お嬢様二人は同じメニューだが、俺はワンランク下のメニューだった、けど。
エイプリルちゃん曰く、アーヤさんには困っていたところを助けてくれたお礼であり、俺には労働の対価としてなので、微妙に格差をつけている、らしい、
とは言え。減らされているのは甘味系のデザートや果物であり、ボリュームは俺の方が何気に増やされていたりする。
うん、まあ。ツンデレって奴だね。
ただし。そんなコメントを漏らしてしまったが最後、俺の食事自体が全カットされてしまいそうな感じではあったが…。

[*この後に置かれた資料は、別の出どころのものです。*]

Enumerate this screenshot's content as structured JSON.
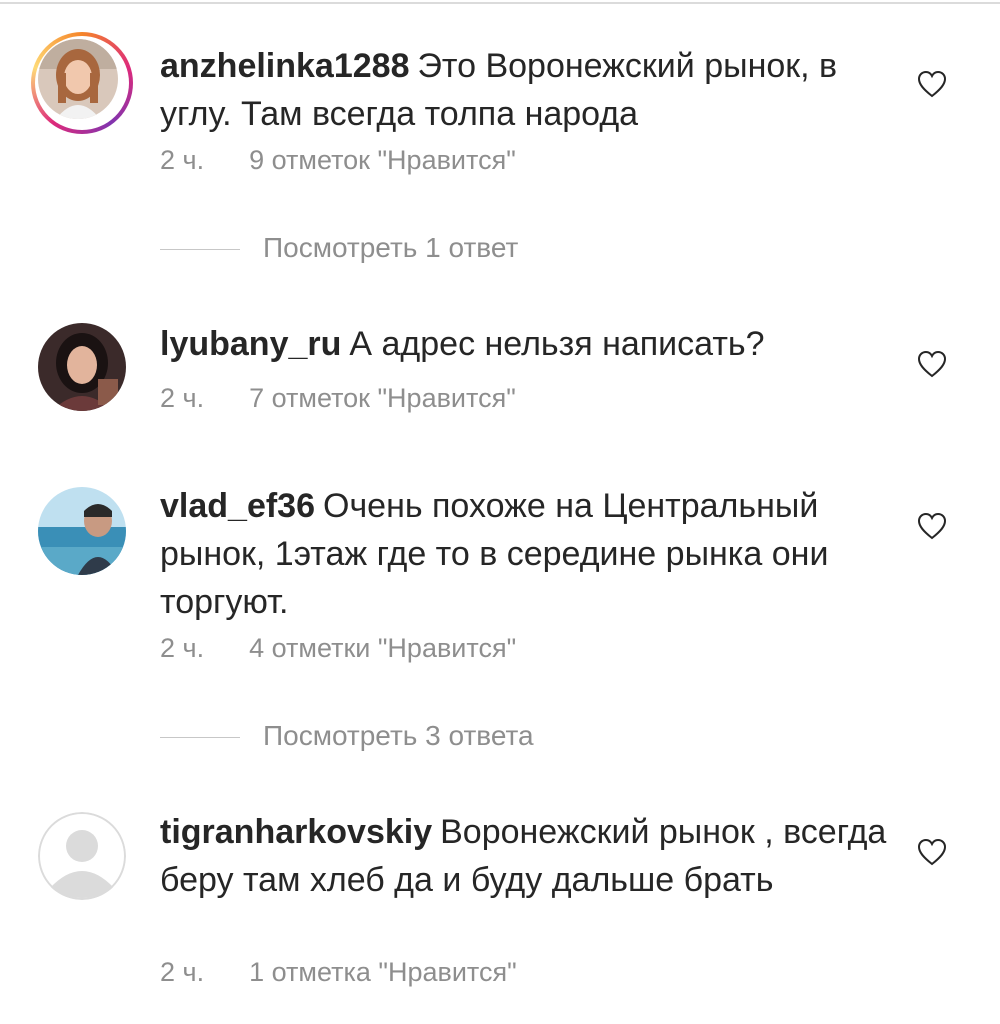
{
  "comments": [
    {
      "username": "anzhelinka1288",
      "text": "Это Воронежский рынок, в углу. Там всегда толпа народа",
      "time": "2 ч.",
      "likes": "9 отметок \"Нравится\"",
      "icons": {
        "avatar": "avatar-photo-icon",
        "like": "heart-outline-icon"
      }
    },
    {
      "username": "lyubany_ru",
      "text": "А адрес нельзя написать?",
      "time": "2 ч.",
      "likes": "7 отметок \"Нравится\"",
      "icons": {
        "avatar": "avatar-photo-icon",
        "like": "heart-outline-icon"
      }
    },
    {
      "username": "vlad_ef36",
      "text": "Очень похоже на Центральный рынок, 1этаж где то в середине рынка они торгуют.",
      "time": "2 ч.",
      "likes": "4 отметки \"Нравится\"",
      "icons": {
        "avatar": "avatar-photo-icon",
        "like": "heart-outline-icon"
      }
    },
    {
      "username": "tigranharkovskiy",
      "text": "Воронежский рынок , всегда беру там хлеб да и буду дальше брать",
      "time": "2 ч.",
      "likes": "1 отметка \"Нравится\"",
      "icons": {
        "avatar": "default-avatar-icon",
        "like": "heart-outline-icon"
      }
    }
  ],
  "replies": [
    {
      "label": "Посмотреть 1 ответ"
    },
    {
      "label": "Посмотреть 3 ответа"
    }
  ],
  "colors": {
    "text": "#262626",
    "secondary": "#8e8e8e",
    "ring_start": "#f58529",
    "ring_end": "#dd2a7b"
  }
}
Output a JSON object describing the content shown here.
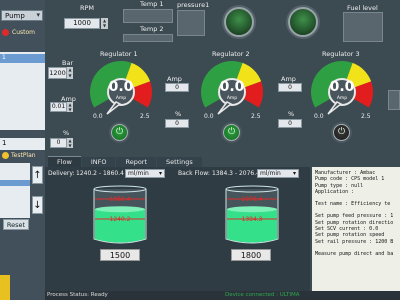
{
  "sidebar": {
    "pump_select": "Pump",
    "custom_label": "Custom",
    "list_top_selected": "1",
    "f1_value": "1",
    "testplan_label": "TestPlan",
    "up_icon": "arrow-up-icon",
    "down_icon": "arrow-down-icon",
    "reset_label": "Reset"
  },
  "top": {
    "rpm_label": "RPM",
    "rpm_value": "1000",
    "temp1_label": "Temp 1",
    "temp2_label": "Temp 2",
    "pressure1_label": "pressure1",
    "fuel_level_label": "Fuel level"
  },
  "left_controls": {
    "bar_label": "Bar",
    "bar_value": "1200",
    "amp_label": "Amp",
    "amp_value": "0.01",
    "pct_label": "%",
    "pct_value": "0"
  },
  "regulators": [
    {
      "title": "Regulator 1",
      "value": "0.0",
      "unit": "Amp",
      "min": "0.0",
      "max": "2.5",
      "amp_label": "",
      "amp_value": "",
      "pct_label": "",
      "pct_value": "",
      "power_on": true
    },
    {
      "title": "Regulator 2",
      "value": "0.0",
      "unit": "Amp",
      "min": "0.0",
      "max": "2.5",
      "amp_label": "Amp",
      "amp_value": "0",
      "pct_label": "%",
      "pct_value": "0",
      "power_on": true
    },
    {
      "title": "Regulator 3",
      "value": "0.0",
      "unit": "Amp",
      "min": "0.0",
      "max": "2.5",
      "amp_label": "Amp",
      "amp_value": "0",
      "pct_label": "%",
      "pct_value": "0",
      "power_on": false
    }
  ],
  "tabs": [
    "Flow",
    "INFO",
    "Report",
    "Settings"
  ],
  "flow": {
    "delivery_label": "Delivery:",
    "delivery_range": "1240.2 - 1860.4",
    "delivery_unit": "ml/min",
    "backflow_label": "Back Flow:",
    "backflow_range": "1384.3 - 2076.4",
    "backflow_unit": "ml/min",
    "beaker1": {
      "upper": "1860.4",
      "lower": "1240.2",
      "value": "1500",
      "level": 0.62
    },
    "beaker2": {
      "upper": "2076.4",
      "lower": "1384.3",
      "value": "1800",
      "level": 0.62
    }
  },
  "info_lines": [
    "Manufacturer : Ambac",
    "Pump code : CPS model 1",
    "Pump type : null",
    "Application :",
    "",
    "Test name : Efficiency te",
    "",
    "Set pump feed pressure : 1",
    "Set pump rotation directio",
    "Set SCV current : 0.0",
    "Set pump rotation speed",
    "Set rail pressure : 1200 B",
    "",
    "Measure pump direct and ba"
  ],
  "status": {
    "left": "Process Status: Ready",
    "right": "Device connected : ULTIMA"
  },
  "colors": {
    "gauge_green": "#2ea043",
    "gauge_yellow": "#f2e21a",
    "gauge_red": "#e21d1d",
    "liquid": "#35e08a"
  }
}
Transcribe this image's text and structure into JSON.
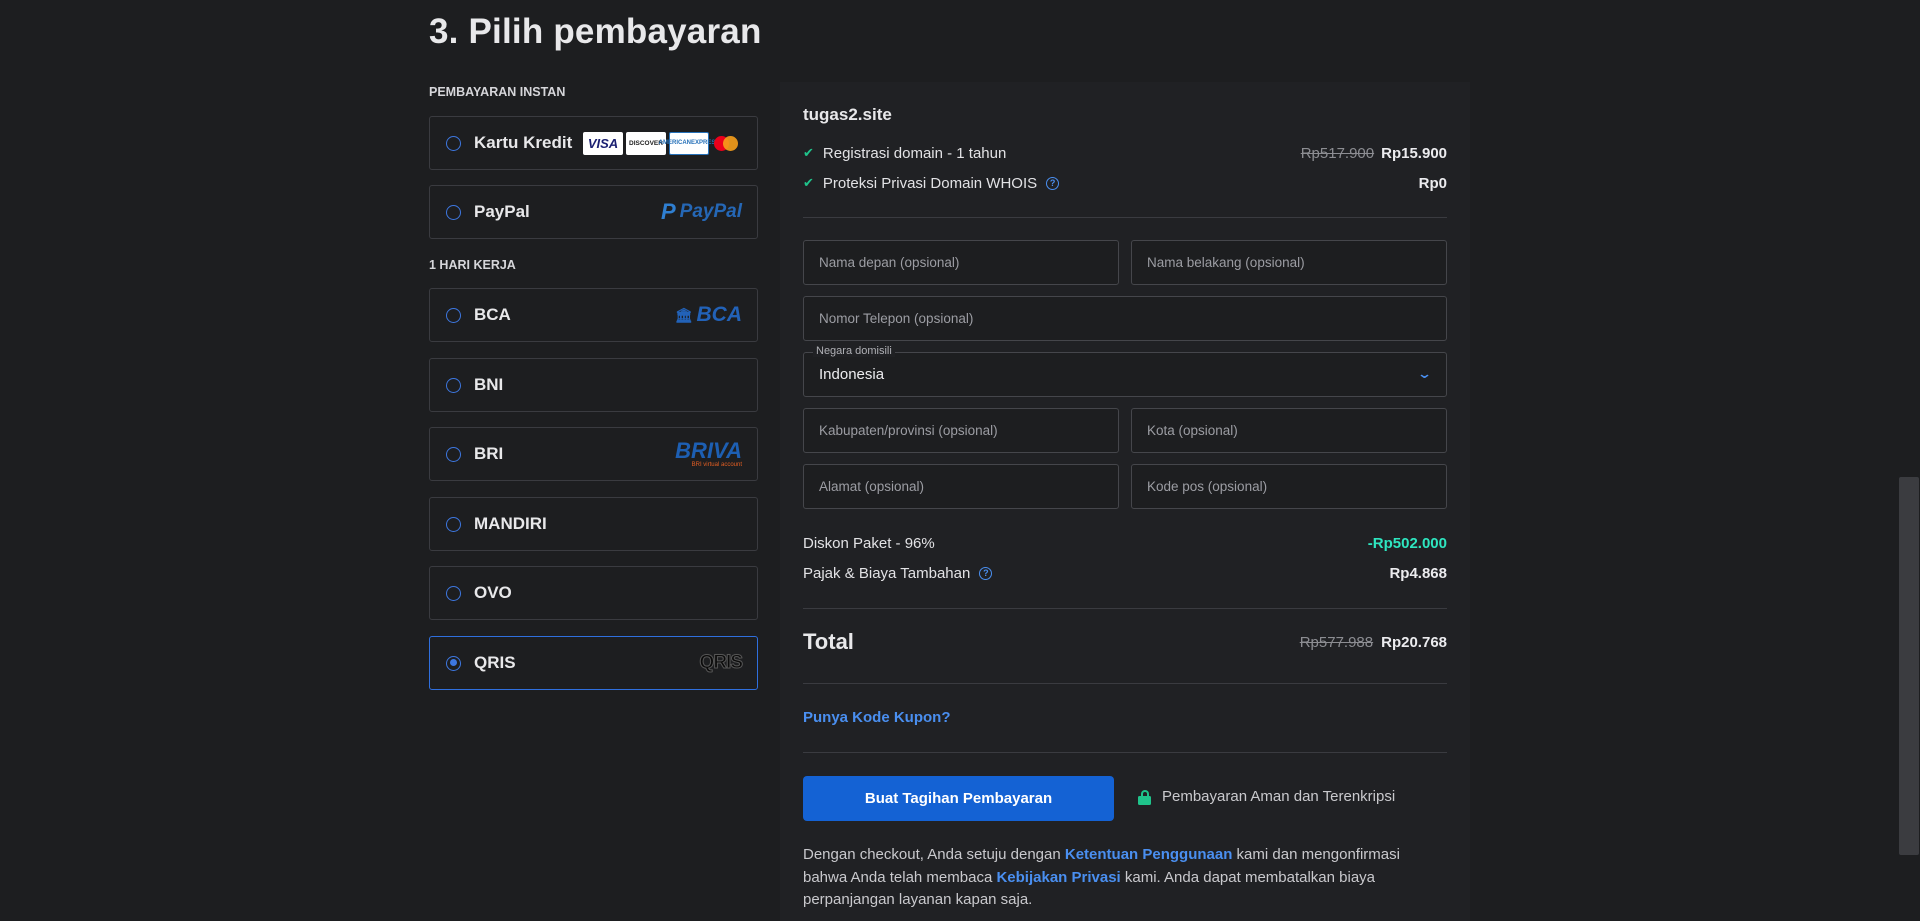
{
  "page": {
    "title": "3. Pilih pembayaran"
  },
  "payment": {
    "section_instan": "PEMBAYARAN INSTAN",
    "section_hari": "1 HARI KERJA",
    "options": [
      {
        "label": "Kartu Kredit",
        "selected": false
      },
      {
        "label": "PayPal",
        "selected": false
      },
      {
        "label": "BCA",
        "selected": false
      },
      {
        "label": "BNI",
        "selected": false
      },
      {
        "label": "BRI",
        "selected": false
      },
      {
        "label": "MANDIRI",
        "selected": false
      },
      {
        "label": "OVO",
        "selected": false
      },
      {
        "label": "QRIS",
        "selected": true
      }
    ],
    "logos": {
      "visa": "VISA",
      "discover": "DISCOVER",
      "amex_1": "AMERICAN",
      "amex_2": "EXPRESS",
      "paypal": "PayPal",
      "paypal_mark": "P",
      "bca": "BCA",
      "briva": "BRIVA",
      "briva_sub": "BRI virtual account",
      "qris": "QRIS"
    }
  },
  "summary": {
    "domain": "tugas2.site",
    "items": [
      {
        "label": "Registrasi domain - 1 tahun",
        "old_price": "Rp517.900",
        "price": "Rp15.900"
      },
      {
        "label": "Proteksi Privasi Domain WHOIS",
        "price": "Rp0"
      }
    ],
    "form": {
      "first_name_placeholder": "Nama depan (opsional)",
      "last_name_placeholder": "Nama belakang (opsional)",
      "phone_placeholder": "Nomor Telepon (opsional)",
      "country_label": "Negara domisili",
      "country_value": "Indonesia",
      "province_placeholder": "Kabupaten/provinsi (opsional)",
      "city_placeholder": "Kota (opsional)",
      "address_placeholder": "Alamat (opsional)",
      "postal_placeholder": "Kode pos (opsional)"
    },
    "discount_label": "Diskon Paket - 96%",
    "discount_value": "-Rp502.000",
    "tax_label": "Pajak & Biaya Tambahan",
    "tax_value": "Rp4.868",
    "total_label": "Total",
    "total_old": "Rp577.988",
    "total_new": "Rp20.768",
    "coupon_link": "Punya Kode Kupon?",
    "pay_button": "Buat Tagihan Pembayaran",
    "secure_text": "Pembayaran Aman dan Terenkripsi",
    "terms": {
      "part1": "Dengan checkout, Anda setuju dengan ",
      "link1": "Ketentuan Penggunaan",
      "part2": " kami dan mengonfirmasi bahwa Anda telah membaca ",
      "link2": "Kebijakan Privasi",
      "part3": " kami. Anda dapat membatalkan biaya perpanjangan layanan kapan saja."
    }
  },
  "icons": {
    "check": "check-icon",
    "help": "question-circle-icon",
    "chevron": "chevron-down-icon",
    "lock": "lock-icon"
  },
  "colors": {
    "accent": "#1462d4",
    "link": "#4a8ff0",
    "success": "#1fc48b",
    "discount": "#2ee6c0",
    "background": "#1d1e20"
  }
}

見た目はロリっ子で中身はご老体らしいエルフっぽかった女性は消え、満面の笑みを浮かべたエイプリルちゃんが、朝食をとるべく食堂に降りて来たアーヤさんと合流。
ほとんど俺の存在を無視し、アーヤさんに密着へばり付いてイチャイチャする通常運転に戻っていた。
エイプリルちゃんがアーヤさんに対してサックと述べた説明によると、ロリ婆は既に何処ぞにあるお屋敷へと戻った、らしい。

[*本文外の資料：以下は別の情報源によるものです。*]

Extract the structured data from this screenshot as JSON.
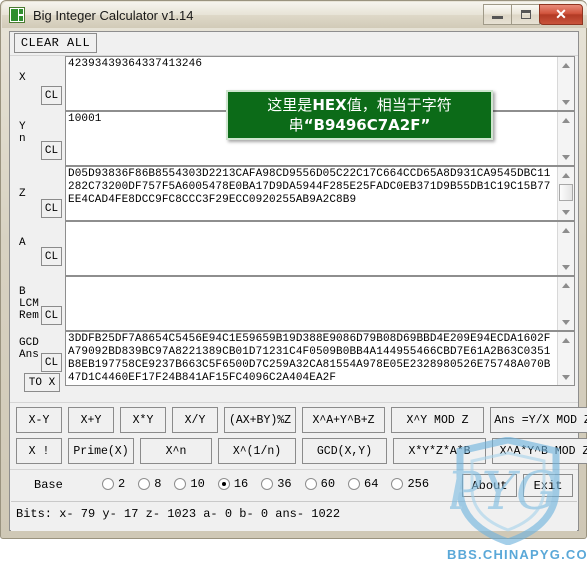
{
  "window": {
    "title": "Big Integer Calculator v1.14",
    "icon": "app-icon",
    "minimize_label": "",
    "maximize_label": "",
    "close_label": "✕"
  },
  "toolbar": {
    "clear_all_label": "CLEAR ALL"
  },
  "fields": [
    {
      "label": "X",
      "clear_label": "CL",
      "value": "42393439364337413246",
      "scroll_thumb": false
    },
    {
      "label": "Y\nn",
      "clear_label": "CL",
      "value": "10001",
      "scroll_thumb": false
    },
    {
      "label": "Z",
      "clear_label": "CL",
      "value": "D05D93836F86B8554303D2213CAFA98CD9556D05C22C17C664CCD65A8D931CA9545DBC11282C73200DF757F5A6005478E0BA17D9DA5944F285E25FADC0EB371D9B55DB1C19C15B77EE4CAD4FE8DCC9FC8CCC3F29ECC0920255AB9A2C8B9",
      "scroll_thumb": true
    },
    {
      "label": "A",
      "clear_label": "CL",
      "value": "",
      "scroll_thumb": false
    },
    {
      "label": "B\nLCM\nRem.",
      "clear_label": "CL",
      "value": "",
      "scroll_thumb": false
    },
    {
      "label": "GCD\nAns",
      "clear_label": "CL",
      "to_x_label": "TO X",
      "value": "3DDFB25DF7A8654C5456E94C1E59659B19D388E9086D79B08D69BBD4E209E94ECDA1602FA79092BD839BC97A8221389CB01D71231C4F0509B0BB4A144955466CBD7E61A2B63C0351B8EB197758CE9237B663C5F6500D7C259A32CA81554A978E05E2328980526E75748A070B47D1C4460EF17F24B841AF15FC4096C2A404EA2F",
      "scroll_thumb": false
    }
  ],
  "annotation": {
    "line1_a": "这里是",
    "line1_b": "HEX",
    "line1_c": "值，相当于字符",
    "line2_a": "串",
    "line2_b": "“B9496C7A2F”",
    "color": "#0c6b18"
  },
  "operations": {
    "row1": [
      "X-Y",
      "X+Y",
      "X*Y",
      "X/Y",
      "(AX+BY)%Z",
      "X^A+Y^B+Z",
      "X^Y MOD Z",
      "Ans =Y/X MOD Z"
    ],
    "row2": [
      "X !",
      "Prime(X)",
      "X^n",
      "X^(1/n)",
      "GCD(X,Y)",
      "X*Y*Z*A*B",
      "X^A*Y^B MOD Z"
    ]
  },
  "base": {
    "label": "Base",
    "options": [
      "2",
      "8",
      "10",
      "16",
      "36",
      "60",
      "64",
      "256"
    ],
    "selected": "16",
    "about_label": "About",
    "exit_label": "Exit"
  },
  "status": {
    "text": "Bits: x- 79 y- 17 z- 1023 a- 0 b- 0 ans- 1022"
  },
  "watermark": {
    "text": "BBS.CHINAPYG.COM",
    "color": "#5aa8d8"
  }
}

そして。エイプリルちゃんも、この後は街を出発してお屋敷のある街を目指し移動する、のだという。
「そっかぁ。エイプリルちゃんとの旅は楽しかったので、残念だなぁ」
「お、お姉さま~。嬉しいですわ。わたくとの旅が楽しいだなんて!」
「うん。楽しいよ~」
麗しの美少女二人は、もう見慣れてしまった掛け合いを、飽きることなく展開してる。
うん。良きかな、よきかな。
ワイワイがやがや賑やかに、あーでもないこーでもないと他愛のない話をしながら、エイプリルちゃんが宿の出立手続きを終え、宿の玄関へと至り…。
「ほら、そこの使用人。車を取ってくる!」
ホケっと美少女二人の後に続いていた俺に、エイプリルちゃんからの叱責が飛ぶ。
その可愛らしい手入れも完璧な綺麗な指は、宿の横の路地を指していた。
「...」
「早く、私たちが乗る車を、そこの路地から持ってくるのですわ!」
「は、はいぃ~」
どうやら。昨日の夕方に虚空へと消えて何処ぞに収納された人力車は、いつの間にやらコッソリと路地裏に出現させられているようだった。

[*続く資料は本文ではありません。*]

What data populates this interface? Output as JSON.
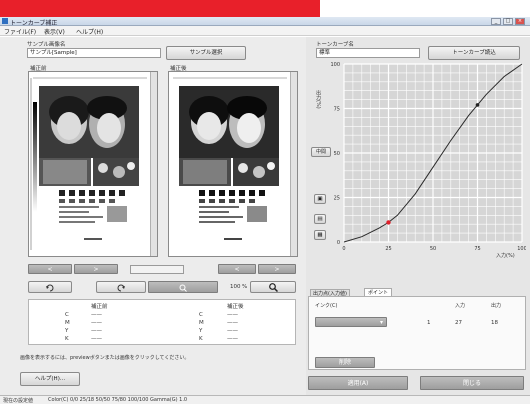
{
  "window": {
    "title": "トーンカーブ補正",
    "controls": [
      "_",
      "□",
      "×"
    ]
  },
  "menu": {
    "items": [
      "ファイル(F)",
      "表示(V)",
      "ヘルプ(H)"
    ]
  },
  "sample": {
    "label": "サンプル画像名",
    "value": "サンプル[Sample]",
    "button": "サンプル選択"
  },
  "tone": {
    "label": "トーンカーブ名",
    "value": "標準",
    "button": "トーンカーブ読込"
  },
  "preview": {
    "before_label": "補正前",
    "after_label": "補正後"
  },
  "graph": {
    "y_label": "出力(%)",
    "x_label": "入力(%)",
    "y_ticks": [
      "100",
      "75",
      "50",
      "25",
      "0"
    ],
    "x_ticks": [
      "0",
      "25",
      "50",
      "75",
      "100"
    ],
    "mid_button": "中間",
    "side_icons": [
      "edit-icon",
      "copy-icon",
      "grid-icon"
    ]
  },
  "nav": {
    "left_prev": "<",
    "left_next": ">",
    "right_prev": "<",
    "right_next": ">",
    "zoom_value": "100",
    "zoom_unit": "%"
  },
  "info_table": {
    "left_header": "補正前",
    "right_header": "補正後",
    "rows": [
      {
        "key": "C",
        "before": "——",
        "after": "——"
      },
      {
        "key": "M",
        "before": "——",
        "after": "——"
      },
      {
        "key": "Y",
        "before": "——",
        "after": "——"
      },
      {
        "key": "K",
        "before": "——",
        "after": "——"
      }
    ]
  },
  "note": "画像を表示するには、previewボタンまたは画像をクリックしてください。",
  "help_button": "ヘルプ(H)...",
  "tabs": [
    "出力点(入力値)",
    "ポイント"
  ],
  "point_panel": {
    "color_label": "インク(C)",
    "input_header": "入力",
    "output_header": "出力",
    "row_index": "1",
    "input_value": "27",
    "output_value": "18",
    "select_value": "",
    "delete_button": "削除"
  },
  "bottom_buttons": {
    "apply": "適用(A)",
    "cancel": "閉じる"
  },
  "status": {
    "label": "現在の設定値",
    "text": "Color(C) 0/0 25/18 50/50 75/80 100/100 Gamma(G) 1.0"
  },
  "colors": {
    "accent_red": "#e8202a",
    "curve": "#2a2a2a",
    "point_red": "#e0202a"
  },
  "chart_data": {
    "type": "line",
    "x": [
      0,
      10,
      20,
      25,
      30,
      40,
      50,
      60,
      70,
      75,
      80,
      90,
      100
    ],
    "series": [
      {
        "values": [
          0,
          3,
          8,
          11,
          15,
          27,
          42,
          57,
          71,
          77,
          83,
          93,
          100
        ]
      }
    ],
    "control_points": [
      {
        "x": 25,
        "y": 11
      },
      {
        "x": 75,
        "y": 77
      }
    ],
    "xlim": [
      0,
      100
    ],
    "ylim": [
      0,
      100
    ]
  }
}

俺は、大慌てでエイプリルちゃんが指さす方へと向かい、そこに当然の顔で待機していた人力車を回収。
手慣れた操作で優雅に車体を回送し、宿の正面玄関へと横付けする。
「さあ、お姉さま、どうぞ!」
「ありがとう、エイプリルちゃん」
「えへへへへ。これからも、お姉さまと一緒に旅が出来るなんて、光栄ですわ」
「あれれ?」
「暫くはこのまま、ご一緒させて頂きますわ」
「そうなの?」
「はい!」
「大丈夫なの?」
「はい、なのです!」
「そっかぁ~。良かったぁ」
「お、お姉さま~(ハート!)」
どうやら、まだまだ美少女二人に付属物一人の人力車の旅は、続くようだった。
エイプリルちゃんのお屋敷がある街は、遠いのか?
周遊する時間的な余裕を、無理やりに獲得したのか?
など、など。仔細は一切不明ではあったが、まあ、細かいことは気にしても仕方がない。
兎にも角にも。傍目には両手に花と見えなくもない程に豪勢な、美少女二人のお供をする人力車の旅は、まだまだ続くのであった。